1110. Delete Nodes And Return Forest

leetcode

Links

Submission

Problem:

Given the `root` of a binary tree, each node in the tree has a distinct value. After deleting certain nodes, we need to return the forest (a collection of trees). Each node in the tree that needs to be deleted will be included in an array `to_delete`.

We need to:

Delete the nodes listed in `to_delete`
Return the remaining trees in the forest.

Solution Description:

To implement the problem we need to perform the following steps:

Perform a Depth-First Search (DFS) on the tree.
If a node needs to be deleted, recursively call the function on its children and add those children to the forest (if they are not null).
For each node, check if it's in the `to_delete` list. If it is, mark it for deletion and set its parent's reference to it to `null`.
Keep a record of all roots of trees that are not marked for deletion and return them at the end.

Time Complexity:

Each node is visited once, resulting in O(N) time complexity, where N is the number of nodes in the tree.

Space Complexity:

In the worst case scenario, the recursion stack can go as deep as the height of the tree (O(H)), but since we store the nodes in to_delete in a set and the result in a list, the space complexity is O(N).

Example:

Consider this binary tree:

If the `to_delete` list is [3, 5], the forest after deletion would be:

1     6
/ \
2  4  7

Setup:

We will define the `mainSolution` function to perform the DFS traversal for deleting the nodes and then recording the forest.

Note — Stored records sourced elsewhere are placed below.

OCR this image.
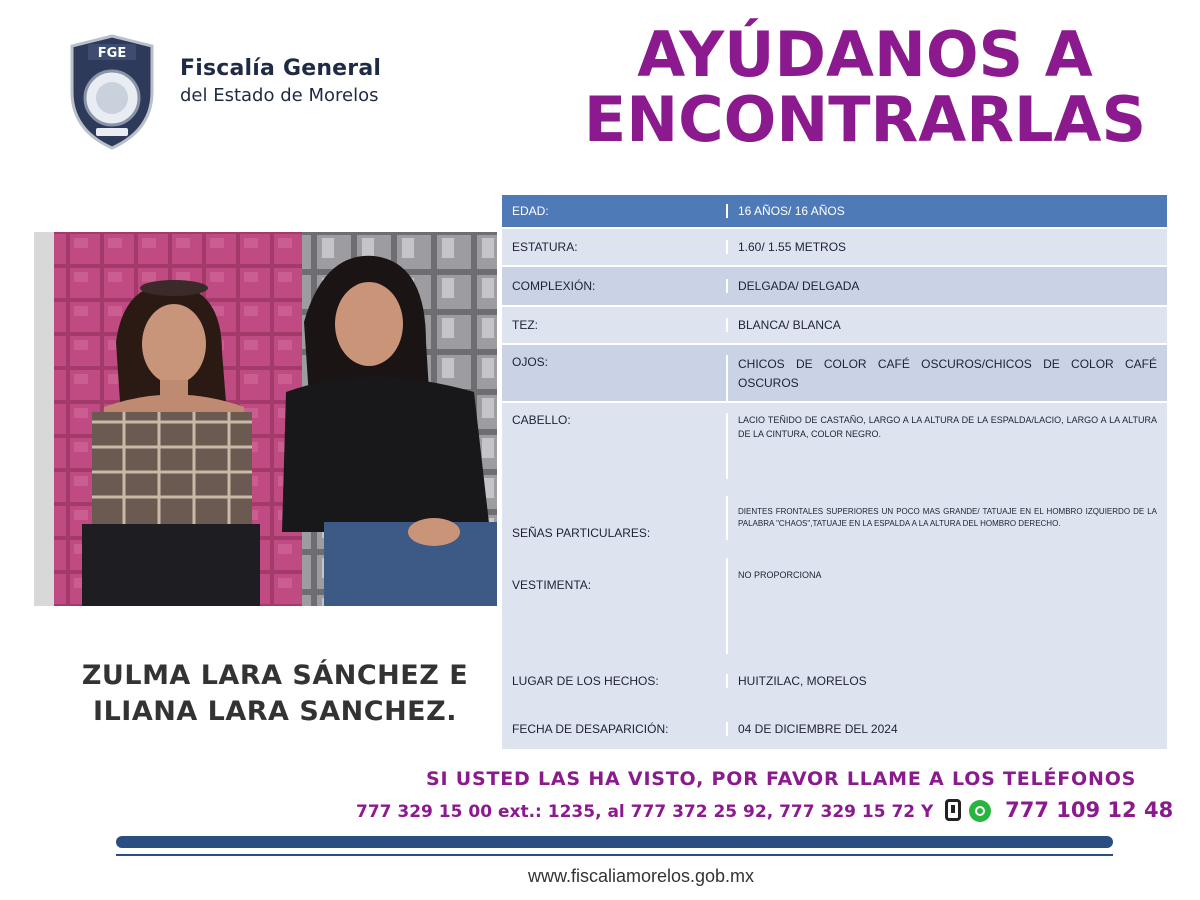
FGE
Fiscalía General
del Estado de Morelos
AYÚDANOS A
ENCONTRARLAS
ZULMA LARA SÁNCHEZ E
ILIANA LARA SANCHEZ.
EDAD:	16 AÑOS/ 16 AÑOS
ESTATURA:	1.60/ 1.55 METROS
COMPLEXIÓN:	DELGADA/ DELGADA
TEZ:	BLANCA/ BLANCA
OJOS:	CHICOS DE COLOR CAFÉ OSCUROS/CHICOS DE COLOR CAFÉ OSCUROS
CABELLO:	LACIO TEÑIDO DE CASTAÑO, LARGO A LA ALTURA DE LA ESPALDA/LACIO, LARGO A LA ALTURA DE LA CINTURA, COLOR NEGRO.
SEÑAS PARTICULARES:
DIENTES FRONTALES SUPERIORES UN POCO MAS GRANDE/ TATUAJE EN EL HOMBRO IZQUIERDO DE LA PALABRA "CHAOS",TATUAJE EN LA ESPALDA A LA ALTURA DEL HOMBRO DERECHO.
VESTIMENTA:
NO PROPORCIONA
LUGAR DE LOS HECHOS:	HUITZILAC, MORELOS
FECHA DE DESAPARICIÓN:	04 DE DICIEMBRE DEL 2024
SI USTED LAS HA VISTO, POR FAVOR LLAME A LOS TELÉFONOS
777 329 15 00 ext.: 1235, al 777 372 25 92, 777 329 15 72 Y	777 109 12 48
www.fiscaliamorelos.gob.mx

We will also include a test setup to validate the implementation.

Test Execution:

The testing framework will display input parameters, the actual result, the expected result, and whether the test passed or failed for each test case.

Implementation:

// Helper functions for logging and debugging (no-op if NestedInteger is defined)

/**
 * Main solution function that performs tree manipulation
 * @param {TreeNode} root - The root of the binary tree
 * @param {number[]} to_delete - List of node values to be deleted
 * @return {TreeNode[]} - Forest of remaining trees
 */
function mainSolution(root, to_delete) {
    const toDeleteSet = new Set(to_delete);
    const forest = [];

    function dfs(node, isRoot) {
        if (!node) return null;

        const shouldDelete = toDeleteSet.has(node.val);
        if (isRoot && !shouldDelete) {
            forest.push(node);
        }

        node.left = dfs(node.left, shouldDelete);
        node.right = dfs(node.right, shouldDelete);

        return shouldDelete ? null : node;
    }

    dfs(root, true);
    return forest;
}

// Definition for a binary tree node.
class TreeNode {
    constructor(val = 0, left = null, right = null) {
        this.val = val;
        this.left = left;
        this.right = right;
    }
}

// Test cases
const testCases = [
    {
        root: new TreeNode(1,
            new TreeNode(2, new TreeNode(4), new TreeNode(5)),
            new TreeNode(3, new TreeNode(6), new TreeNode(7))
        ),
        to_delete: [3, 5],
        expected: [ [1, 2, 4], [6], [7] ]
    },
    {
        root: new TreeNode(1, new TreeNode(2), new TreeNode(3)),
        to_delete: [1],
        expected: [[2], [3]],
    },
    {
        root: new TreeNode(1, new TreeNode(2, new TreeNode(4), new TreeNode(3)), new TreeNode(5)),
        to_delete: [2, 3],
        expected: [[1, 5], [4]],
    },
    {
        root: new TreeNode(1, new TreeNode(2, null, new TreeNode(3)), null),
        to_delete: [2],
        expected: [[1], [3]],
    },
    {
        root: new TreeNode(1, null, new TreeNode(2, new TreeNode(3), new TreeNode(4))),
        to_delete: [2],
        expected: [[1], [3], [4]],
    }
];

// Execute test cases
testCases.forEach((test, index) => {
    const result = mainSolution(test.root, test.to_delete);
    const resultFormatted = result.map(tree => flatten(tree));
    console.log(`Test Case ${index + 1}: ${arraysEqual(resultFormatted, test.expected) ? 'Passed' : 'Failed'} (Expected: ${JSON.stringify(test.expected)}, Got: ${JSON.stringify(resultFormatted)})`);
});

/**
 * Function to flatten a tree to an array
 * @param {TreeNode} node - The root node of the tree to flatten
 * @return {number[]} - Flattened tree as array
 */
function flatten(node) {
    if (!node) return [];
    return [node.val, ...flatten(node.left), ...flatten(node.right)];
}

/**
 * Function to check if two nested arrays are equal
 * @param {Array} a - First array
 * @param {Array} b - Second array
 * @return {boolean} - True if arrays are equal, false otherwise
 */
function arraysEqual(a, b) {
    if (a.length !== b.length) return false;
    for (let i = 0; i < a.length; i++) {
        if (Array.isArray(a[i]) && Array.isArray(b[i])) {
            if (!arraysEqual(a[i], b[i])) return false;
        } else if (a[i] !== b[i]) {
            return false;
        }
    }
    return true;
}